Both of them immediately screamed in pain as their ears turned red causing me to laugh so hard in many days, as they winced in plea.

"Are you going to bicker ever again?" She growled at them threateningly.

"Are you my grandma? You sound just like her!" The second guy whimpered.

"She's not your grandma, she's my wife!" The first guy hissed, as my eyes twinkled while seeing the couple, and Dahlia rolled her eyes.

"This is not the behaviour I was expecting from you Philip." She grumbled under her breath, releasing both their eyes as they groaned while rubbing them to numb the pain.

"It's not my fault honey, your brother is terrible." Philip grumbled.

"You guys are family?" I squealed.

"Ah yes, the one and only infamous family of the Kardashians.
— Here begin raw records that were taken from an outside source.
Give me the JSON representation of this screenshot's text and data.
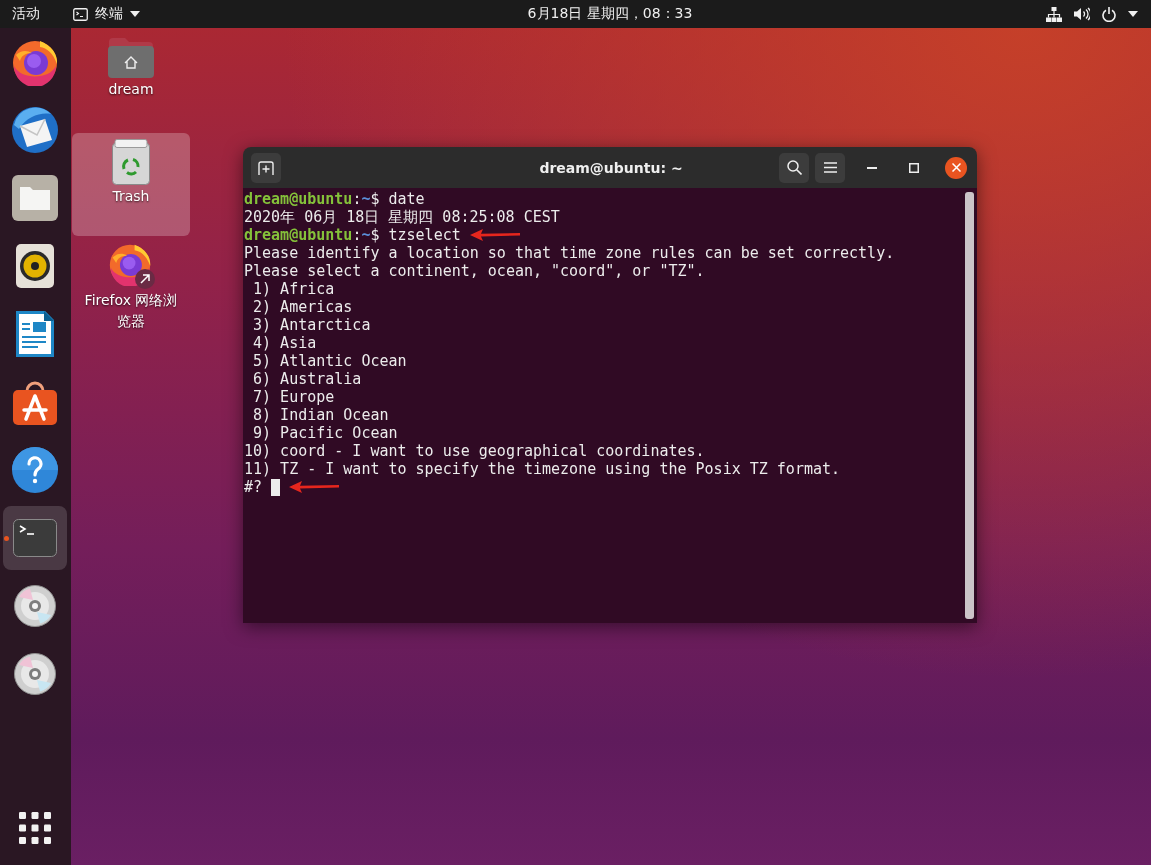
{
  "top_bar": {
    "activities": "活动",
    "app_menu": "终端",
    "clock": "6月18日 星期四，08：33"
  },
  "dock": {
    "items": [
      {
        "kind": "browser",
        "selected": false,
        "running": false
      },
      {
        "kind": "mail",
        "selected": false,
        "running": false
      },
      {
        "kind": "files",
        "selected": false,
        "running": false
      },
      {
        "kind": "music",
        "selected": false,
        "running": false
      },
      {
        "kind": "writer",
        "selected": false,
        "running": false
      },
      {
        "kind": "store",
        "selected": false,
        "running": false
      },
      {
        "kind": "help",
        "selected": false,
        "running": false
      },
      {
        "kind": "terminal",
        "selected": true,
        "running": true
      },
      {
        "kind": "disc",
        "selected": false,
        "running": false
      },
      {
        "kind": "disc",
        "selected": false,
        "running": false
      }
    ]
  },
  "desktop": {
    "icons": [
      {
        "kind": "home",
        "label": "dream",
        "selected": false
      },
      {
        "kind": "trash",
        "label": "Trash",
        "selected": true
      },
      {
        "kind": "shortcut",
        "label": "Firefox 网络浏览器",
        "selected": false
      }
    ]
  },
  "terminal": {
    "title": "dream@ubuntu: ~",
    "lines": [
      {
        "segments": [
          {
            "kind": "user",
            "text": "dream@ubuntu"
          },
          {
            "kind": "text",
            "text": ":"
          },
          {
            "kind": "path",
            "text": "~"
          },
          {
            "kind": "text",
            "text": "$ date"
          }
        ],
        "arrow": false,
        "cursor": false
      },
      {
        "segments": [
          {
            "kind": "text",
            "text": "2020年 06月 18日 星期四 08:25:08 CEST"
          }
        ],
        "arrow": false,
        "cursor": false
      },
      {
        "segments": [
          {
            "kind": "user",
            "text": "dream@ubuntu"
          },
          {
            "kind": "text",
            "text": ":"
          },
          {
            "kind": "path",
            "text": "~"
          },
          {
            "kind": "text",
            "text": "$ tzselect"
          }
        ],
        "arrow": true,
        "cursor": false
      },
      {
        "segments": [
          {
            "kind": "text",
            "text": "Please identify a location so that time zone rules can be set correctly."
          }
        ],
        "arrow": false,
        "cursor": false
      },
      {
        "segments": [
          {
            "kind": "text",
            "text": "Please select a continent, ocean, \"coord\", or \"TZ\"."
          }
        ],
        "arrow": false,
        "cursor": false
      },
      {
        "segments": [
          {
            "kind": "text",
            "text": " 1) Africa"
          }
        ],
        "arrow": false,
        "cursor": false
      },
      {
        "segments": [
          {
            "kind": "text",
            "text": " 2) Americas"
          }
        ],
        "arrow": false,
        "cursor": false
      },
      {
        "segments": [
          {
            "kind": "text",
            "text": " 3) Antarctica"
          }
        ],
        "arrow": false,
        "cursor": false
      },
      {
        "segments": [
          {
            "kind": "text",
            "text": " 4) Asia"
          }
        ],
        "arrow": false,
        "cursor": false
      },
      {
        "segments": [
          {
            "kind": "text",
            "text": " 5) Atlantic Ocean"
          }
        ],
        "arrow": false,
        "cursor": false
      },
      {
        "segments": [
          {
            "kind": "text",
            "text": " 6) Australia"
          }
        ],
        "arrow": false,
        "cursor": false
      },
      {
        "segments": [
          {
            "kind": "text",
            "text": " 7) Europe"
          }
        ],
        "arrow": false,
        "cursor": false
      },
      {
        "segments": [
          {
            "kind": "text",
            "text": " 8) Indian Ocean"
          }
        ],
        "arrow": false,
        "cursor": false
      },
      {
        "segments": [
          {
            "kind": "text",
            "text": " 9) Pacific Ocean"
          }
        ],
        "arrow": false,
        "cursor": false
      },
      {
        "segments": [
          {
            "kind": "text",
            "text": "10) coord - I want to use geographical coordinates."
          }
        ],
        "arrow": false,
        "cursor": false
      },
      {
        "segments": [
          {
            "kind": "text",
            "text": "11) TZ - I want to specify the timezone using the Posix TZ format."
          }
        ],
        "arrow": false,
        "cursor": false
      },
      {
        "segments": [
          {
            "kind": "text",
            "text": "#?"
          }
        ],
        "arrow": true,
        "cursor": true
      }
    ]
  }
}
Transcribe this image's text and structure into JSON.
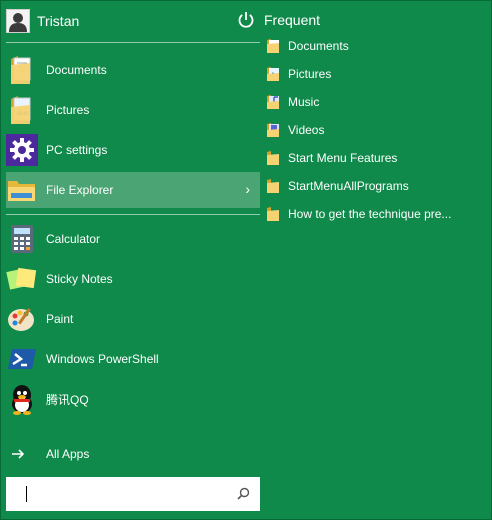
{
  "user": {
    "name": "Tristan"
  },
  "pinned": [
    {
      "label": "Documents",
      "icon": "documents-folder-icon"
    },
    {
      "label": "Pictures",
      "icon": "pictures-folder-icon"
    },
    {
      "label": "PC settings",
      "icon": "gear-icon"
    },
    {
      "label": "File Explorer",
      "icon": "file-explorer-icon",
      "active": true,
      "submenu_indicator": "›"
    }
  ],
  "apps": [
    {
      "label": "Calculator",
      "icon": "calculator-icon"
    },
    {
      "label": "Sticky Notes",
      "icon": "sticky-notes-icon"
    },
    {
      "label": "Paint",
      "icon": "paint-palette-icon"
    },
    {
      "label": "Windows PowerShell",
      "icon": "powershell-icon"
    },
    {
      "label": "腾讯QQ",
      "icon": "qq-penguin-icon"
    }
  ],
  "all_apps": {
    "label": "All Apps",
    "icon": "arrow-right-icon"
  },
  "search": {
    "value": "",
    "placeholder": ""
  },
  "frequent": {
    "title": "Frequent",
    "items": [
      {
        "label": "Documents",
        "icon": "documents-folder-icon"
      },
      {
        "label": "Pictures",
        "icon": "pictures-folder-icon"
      },
      {
        "label": "Music",
        "icon": "music-folder-icon"
      },
      {
        "label": "Videos",
        "icon": "videos-folder-icon"
      },
      {
        "label": "Start Menu Features",
        "icon": "folder-icon"
      },
      {
        "label": "StartMenuAllPrograms",
        "icon": "folder-icon"
      },
      {
        "label": "How to get the technique pre...",
        "icon": "folder-icon"
      }
    ]
  },
  "colors": {
    "background": "#0f8a4b",
    "active_item": "#4aa474",
    "text": "#ffffff"
  }
}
The drama suppliers." The second guy pumped.

"That's our last name, not a bloody trophy," Dahlia flicked his forehead, making his head go back as he closed his eyes in anger.

"Apologise now boys." She commanded, crossing her arms while pointing them towards me, as I held a big smile on my face to see the family drama.

"This is what happens when women are you weaknesses." Philip grumbled under his breath while bowing to me.